Boarders or Lodgers on Census Documents #general


jgexd7@...
 

On the 1901 and 1911 Irish Census my great great grandparents had a lodger staying with them. The family name was Fieldman and they lived in Londonderry at the time. On the 1901 Census a Harry Kaufman, age 28, born in Austria was living with the family. The census stated he was an Upholsterer by trade and was married. He was recorded as a "Boarder". On the 1911 Census a David Seligson, a single man, age 27, born in Russia (Vilnius), an unemployed Metal Turner who was a "Visitor" was staying with the family.

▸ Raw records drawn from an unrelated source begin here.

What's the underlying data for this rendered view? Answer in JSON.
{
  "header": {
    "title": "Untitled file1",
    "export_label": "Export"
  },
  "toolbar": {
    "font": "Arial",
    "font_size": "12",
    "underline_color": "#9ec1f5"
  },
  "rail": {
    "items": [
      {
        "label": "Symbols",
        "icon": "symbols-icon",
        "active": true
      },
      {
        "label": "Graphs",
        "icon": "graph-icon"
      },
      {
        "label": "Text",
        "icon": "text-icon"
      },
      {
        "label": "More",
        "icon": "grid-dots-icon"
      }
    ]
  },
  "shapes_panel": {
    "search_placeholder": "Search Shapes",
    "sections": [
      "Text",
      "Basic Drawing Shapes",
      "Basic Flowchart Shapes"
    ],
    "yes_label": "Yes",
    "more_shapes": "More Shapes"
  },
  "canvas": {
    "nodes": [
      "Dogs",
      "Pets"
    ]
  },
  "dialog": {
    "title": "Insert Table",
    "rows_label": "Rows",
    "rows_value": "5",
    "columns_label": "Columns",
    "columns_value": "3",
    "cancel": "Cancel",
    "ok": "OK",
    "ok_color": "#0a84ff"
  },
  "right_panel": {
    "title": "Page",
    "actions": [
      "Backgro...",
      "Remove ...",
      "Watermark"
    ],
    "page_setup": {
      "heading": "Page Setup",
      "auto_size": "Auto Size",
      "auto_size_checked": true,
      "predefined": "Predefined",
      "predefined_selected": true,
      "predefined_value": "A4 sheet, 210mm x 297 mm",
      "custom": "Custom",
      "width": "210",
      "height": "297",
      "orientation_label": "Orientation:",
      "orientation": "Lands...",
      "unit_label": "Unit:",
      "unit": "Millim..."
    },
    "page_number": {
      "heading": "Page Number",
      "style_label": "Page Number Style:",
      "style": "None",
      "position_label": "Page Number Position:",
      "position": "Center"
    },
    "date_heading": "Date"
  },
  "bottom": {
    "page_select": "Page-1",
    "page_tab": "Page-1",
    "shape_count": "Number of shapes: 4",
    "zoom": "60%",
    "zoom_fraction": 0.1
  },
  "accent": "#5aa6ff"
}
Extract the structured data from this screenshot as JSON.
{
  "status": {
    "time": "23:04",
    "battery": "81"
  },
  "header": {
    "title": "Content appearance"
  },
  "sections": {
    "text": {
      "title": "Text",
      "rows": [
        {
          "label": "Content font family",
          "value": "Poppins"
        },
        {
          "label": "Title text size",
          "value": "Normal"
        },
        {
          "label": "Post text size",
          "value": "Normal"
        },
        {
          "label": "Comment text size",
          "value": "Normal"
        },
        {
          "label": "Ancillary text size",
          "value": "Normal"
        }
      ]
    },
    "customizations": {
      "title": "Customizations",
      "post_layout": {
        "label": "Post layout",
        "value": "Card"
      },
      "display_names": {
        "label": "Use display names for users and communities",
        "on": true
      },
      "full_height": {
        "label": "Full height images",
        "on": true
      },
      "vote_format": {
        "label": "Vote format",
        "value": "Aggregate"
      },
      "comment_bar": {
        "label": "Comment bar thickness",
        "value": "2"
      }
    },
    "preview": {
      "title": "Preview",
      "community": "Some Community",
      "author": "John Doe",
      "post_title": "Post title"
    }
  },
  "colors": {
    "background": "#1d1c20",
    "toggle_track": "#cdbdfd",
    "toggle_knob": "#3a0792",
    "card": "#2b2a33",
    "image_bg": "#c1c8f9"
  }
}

The Fieldman family was recorded as being from Russia also but I now know this is from what is now Ukraine. The Fieldman family originally lived in Dublin before moving to Londonderry and then on to Belfast.
There are no other Irish records for either of the two visitors but I did find David Seligson having arrived by boat from the United States on the day of the census. He had been living with a brother Joseph Seligson in Minnesota. 
How would these visitors known who to contact? There wasn't a huge Jewish population in the area. Could they have been relations? How would I go about proving this? I don't know any relations at that level of the family other than the immediate family recorded on those census records. A Jewish register for Londonderry in 1901 had a total of 60 names including children. In 1911 it was only 32 including our visitors. They must have known who they were going to be staying with particularly David Seligson as there were only 6 families in the city at the time.
I seem to be scraping around looking for any hints I can about family relations.
Thanks for taking the time to read this.